Secretary of State Mike Pompeo told Congress today that the United States will appeal to the international community to extend the United Nations arms embargo on Iran that is set to expire in October under the terms of the 2015 nuclear deal.
“We’re hopeful that the Europeans will take seriously the risk of the Chinese weapons systems, Russian weapons systems, sold to Iran,” Pompeo testified before the House Foreign Affairs Committee. “I am confident that they’re gearing up to deliver those weapons come October.”
Pompeo added that the United States will seek to “convince the Russians and the Chinese not to veto” a UN Security Council resolution to extend the embargo. His comments mirrored similar statements from the State Department’s top Iran diplomat, Brian Hook, at an exclusive Al-Monitor breakfast today.
“It would be diplomatic malpractice to let this arms embargo expire,” Hook told Al-Monitor.
Why it matters: Iran said last year that China and Russia have proposed fighter jet sales when the arms embargo expires in October. The arms embargo is the first provision of the nuclear accord to expire under the deal’s sunset provisions. However, President Donald Trump withdrew from the deal in 2018 and Tehran announced that it would similarly pull out of the accord after the United States assassinated Iranian Maj. Gen.

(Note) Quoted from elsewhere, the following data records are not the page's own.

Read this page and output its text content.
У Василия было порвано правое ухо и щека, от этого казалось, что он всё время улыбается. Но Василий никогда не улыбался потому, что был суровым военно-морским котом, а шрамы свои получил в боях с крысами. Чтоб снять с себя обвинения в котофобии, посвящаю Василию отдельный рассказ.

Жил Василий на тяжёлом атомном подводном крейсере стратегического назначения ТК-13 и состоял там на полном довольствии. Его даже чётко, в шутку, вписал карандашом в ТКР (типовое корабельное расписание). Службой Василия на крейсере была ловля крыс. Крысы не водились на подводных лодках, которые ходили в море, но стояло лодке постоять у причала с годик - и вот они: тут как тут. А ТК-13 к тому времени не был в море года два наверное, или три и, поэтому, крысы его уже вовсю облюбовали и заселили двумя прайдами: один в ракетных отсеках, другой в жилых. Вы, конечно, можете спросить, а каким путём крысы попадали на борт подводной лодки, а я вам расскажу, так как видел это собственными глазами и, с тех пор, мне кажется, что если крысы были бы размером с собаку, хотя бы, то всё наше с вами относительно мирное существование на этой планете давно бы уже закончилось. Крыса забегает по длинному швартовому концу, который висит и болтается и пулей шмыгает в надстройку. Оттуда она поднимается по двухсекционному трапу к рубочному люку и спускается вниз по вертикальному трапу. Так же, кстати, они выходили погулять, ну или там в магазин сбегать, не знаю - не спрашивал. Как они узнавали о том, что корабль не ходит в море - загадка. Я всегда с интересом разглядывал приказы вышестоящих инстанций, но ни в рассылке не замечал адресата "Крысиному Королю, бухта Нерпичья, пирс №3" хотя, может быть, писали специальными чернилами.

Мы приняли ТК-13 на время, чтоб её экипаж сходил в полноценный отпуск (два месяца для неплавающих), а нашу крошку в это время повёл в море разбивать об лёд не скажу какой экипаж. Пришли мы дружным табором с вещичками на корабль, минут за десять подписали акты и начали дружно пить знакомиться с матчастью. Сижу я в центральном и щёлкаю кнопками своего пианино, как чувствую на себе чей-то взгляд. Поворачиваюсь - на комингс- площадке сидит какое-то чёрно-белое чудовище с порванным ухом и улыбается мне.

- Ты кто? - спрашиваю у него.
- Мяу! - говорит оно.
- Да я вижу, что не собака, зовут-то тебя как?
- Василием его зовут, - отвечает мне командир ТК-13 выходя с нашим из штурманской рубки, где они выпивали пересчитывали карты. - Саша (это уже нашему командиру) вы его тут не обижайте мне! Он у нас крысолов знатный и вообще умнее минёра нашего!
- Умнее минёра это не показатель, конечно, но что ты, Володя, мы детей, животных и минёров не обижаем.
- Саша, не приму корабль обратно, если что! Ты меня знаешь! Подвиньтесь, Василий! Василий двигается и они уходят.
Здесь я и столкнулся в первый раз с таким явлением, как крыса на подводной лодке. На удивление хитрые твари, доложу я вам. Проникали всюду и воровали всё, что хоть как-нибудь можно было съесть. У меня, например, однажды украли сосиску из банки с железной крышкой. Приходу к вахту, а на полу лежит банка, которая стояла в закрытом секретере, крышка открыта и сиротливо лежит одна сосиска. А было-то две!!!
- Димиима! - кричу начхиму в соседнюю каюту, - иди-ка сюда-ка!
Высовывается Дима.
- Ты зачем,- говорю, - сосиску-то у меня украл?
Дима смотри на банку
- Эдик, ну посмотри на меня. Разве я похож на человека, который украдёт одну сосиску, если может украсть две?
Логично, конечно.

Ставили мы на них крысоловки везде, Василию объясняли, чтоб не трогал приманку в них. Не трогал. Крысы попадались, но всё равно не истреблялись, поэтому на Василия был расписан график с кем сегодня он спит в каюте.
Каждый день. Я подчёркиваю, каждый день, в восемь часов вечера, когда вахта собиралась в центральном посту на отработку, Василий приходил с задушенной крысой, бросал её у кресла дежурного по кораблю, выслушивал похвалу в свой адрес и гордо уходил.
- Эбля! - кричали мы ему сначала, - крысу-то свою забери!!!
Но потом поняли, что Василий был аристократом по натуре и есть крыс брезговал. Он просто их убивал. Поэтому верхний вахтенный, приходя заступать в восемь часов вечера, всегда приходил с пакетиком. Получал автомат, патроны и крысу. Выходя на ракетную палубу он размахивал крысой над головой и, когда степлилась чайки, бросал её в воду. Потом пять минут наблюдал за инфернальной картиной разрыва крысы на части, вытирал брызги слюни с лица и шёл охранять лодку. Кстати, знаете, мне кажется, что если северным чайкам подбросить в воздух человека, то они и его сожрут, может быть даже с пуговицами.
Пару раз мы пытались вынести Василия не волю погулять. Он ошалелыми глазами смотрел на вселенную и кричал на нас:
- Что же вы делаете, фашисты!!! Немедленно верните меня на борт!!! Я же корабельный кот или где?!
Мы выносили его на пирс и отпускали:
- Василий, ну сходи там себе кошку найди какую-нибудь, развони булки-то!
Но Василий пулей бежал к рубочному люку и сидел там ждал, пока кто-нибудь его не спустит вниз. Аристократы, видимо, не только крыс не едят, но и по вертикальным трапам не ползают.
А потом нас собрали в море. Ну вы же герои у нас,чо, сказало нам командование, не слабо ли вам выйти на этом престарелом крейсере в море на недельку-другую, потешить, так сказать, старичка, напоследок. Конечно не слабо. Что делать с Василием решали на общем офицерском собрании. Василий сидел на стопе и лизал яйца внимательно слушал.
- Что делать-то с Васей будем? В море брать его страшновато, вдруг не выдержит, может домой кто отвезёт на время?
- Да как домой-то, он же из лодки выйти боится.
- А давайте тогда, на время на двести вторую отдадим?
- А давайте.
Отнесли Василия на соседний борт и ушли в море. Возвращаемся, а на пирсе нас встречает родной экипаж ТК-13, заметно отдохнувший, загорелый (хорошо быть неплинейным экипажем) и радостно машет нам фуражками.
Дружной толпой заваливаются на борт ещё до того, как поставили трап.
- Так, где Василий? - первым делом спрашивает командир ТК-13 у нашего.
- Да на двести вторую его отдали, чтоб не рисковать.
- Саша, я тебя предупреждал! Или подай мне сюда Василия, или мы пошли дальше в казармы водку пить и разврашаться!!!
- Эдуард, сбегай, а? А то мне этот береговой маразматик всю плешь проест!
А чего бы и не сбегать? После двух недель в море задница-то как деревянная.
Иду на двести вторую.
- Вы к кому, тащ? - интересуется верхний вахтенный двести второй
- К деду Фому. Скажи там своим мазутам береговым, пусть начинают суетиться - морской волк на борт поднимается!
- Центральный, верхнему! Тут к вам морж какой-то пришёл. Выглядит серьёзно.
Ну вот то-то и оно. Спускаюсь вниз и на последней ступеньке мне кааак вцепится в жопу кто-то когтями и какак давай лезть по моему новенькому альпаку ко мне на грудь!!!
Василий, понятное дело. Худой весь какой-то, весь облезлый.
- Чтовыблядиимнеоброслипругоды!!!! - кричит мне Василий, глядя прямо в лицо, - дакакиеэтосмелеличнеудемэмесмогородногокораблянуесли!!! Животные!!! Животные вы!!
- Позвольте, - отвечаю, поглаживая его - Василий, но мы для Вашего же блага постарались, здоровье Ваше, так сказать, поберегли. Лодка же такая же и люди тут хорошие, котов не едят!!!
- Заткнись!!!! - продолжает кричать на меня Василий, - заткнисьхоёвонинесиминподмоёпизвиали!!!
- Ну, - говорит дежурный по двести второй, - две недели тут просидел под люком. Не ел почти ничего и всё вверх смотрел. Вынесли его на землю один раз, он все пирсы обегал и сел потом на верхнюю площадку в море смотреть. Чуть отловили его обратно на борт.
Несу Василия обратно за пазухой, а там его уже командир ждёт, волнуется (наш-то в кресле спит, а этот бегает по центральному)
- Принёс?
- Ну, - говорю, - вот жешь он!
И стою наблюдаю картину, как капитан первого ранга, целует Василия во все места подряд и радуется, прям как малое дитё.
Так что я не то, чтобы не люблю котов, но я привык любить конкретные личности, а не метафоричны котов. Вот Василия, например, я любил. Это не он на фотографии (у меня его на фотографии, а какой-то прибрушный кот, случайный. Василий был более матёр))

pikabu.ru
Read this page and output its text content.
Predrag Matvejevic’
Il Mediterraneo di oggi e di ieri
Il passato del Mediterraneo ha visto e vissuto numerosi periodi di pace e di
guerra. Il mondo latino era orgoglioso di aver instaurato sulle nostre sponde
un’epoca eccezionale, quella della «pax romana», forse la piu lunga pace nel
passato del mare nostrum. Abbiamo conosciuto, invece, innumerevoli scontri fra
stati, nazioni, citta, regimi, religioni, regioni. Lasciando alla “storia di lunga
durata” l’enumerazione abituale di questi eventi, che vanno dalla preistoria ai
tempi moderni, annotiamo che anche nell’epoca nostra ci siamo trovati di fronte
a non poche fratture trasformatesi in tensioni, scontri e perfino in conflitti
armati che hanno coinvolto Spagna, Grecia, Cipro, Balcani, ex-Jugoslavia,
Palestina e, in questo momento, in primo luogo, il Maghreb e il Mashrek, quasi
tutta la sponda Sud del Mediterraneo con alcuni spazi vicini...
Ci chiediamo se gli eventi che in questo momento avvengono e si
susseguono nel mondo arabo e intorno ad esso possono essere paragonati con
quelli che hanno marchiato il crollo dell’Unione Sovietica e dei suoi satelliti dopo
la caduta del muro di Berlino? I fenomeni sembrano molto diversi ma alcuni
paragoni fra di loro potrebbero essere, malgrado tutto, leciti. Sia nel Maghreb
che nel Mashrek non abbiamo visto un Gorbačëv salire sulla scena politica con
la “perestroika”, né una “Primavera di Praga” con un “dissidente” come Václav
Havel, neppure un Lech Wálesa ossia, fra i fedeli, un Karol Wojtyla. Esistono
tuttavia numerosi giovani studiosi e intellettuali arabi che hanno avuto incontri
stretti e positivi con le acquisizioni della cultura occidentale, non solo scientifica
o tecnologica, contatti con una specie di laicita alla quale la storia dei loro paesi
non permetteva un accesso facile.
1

Qasem Soleimani last month.
What’s next: Pompeo’s comments immediately prompted Iran hawks to push the Europeans to initiate snapback sanctions on Tehran should the United States fail to extend the arms embargo.
“If it fails, [the United States] will press [the Europeans] to complete snapback,” tweeted Richard Goldberg, who oversaw the White House’s efforts to curb Iran’s weapons program until last month. (Goldberg has since returned to the Foundation for Defense of Democracies, which paid his salary during his time at the White House.)
Hook told Al-Monitor that reinstating UN sanctions on Iran is “something that is available to us,” but noted that the United States is more focused on unilateral actions as part of its “maximum pressure” campaign. For his part, Pompeo told lawmakers, “We will urge our European colleagues to use tools that they have at hand to prevent conventional weapons sales from once again being lawfully sold to the world’s largest state sponsor of terror.”
Know more: Diplomatic correspondent Laura Rozen has the roundup of Hook’s comments at Al-Monitor’s Middle East Mornings breakfast. And be sure to subscribe to Al-Monitor to receive exclusive invites to Al-Monitor breakfasts with other exclusive guests.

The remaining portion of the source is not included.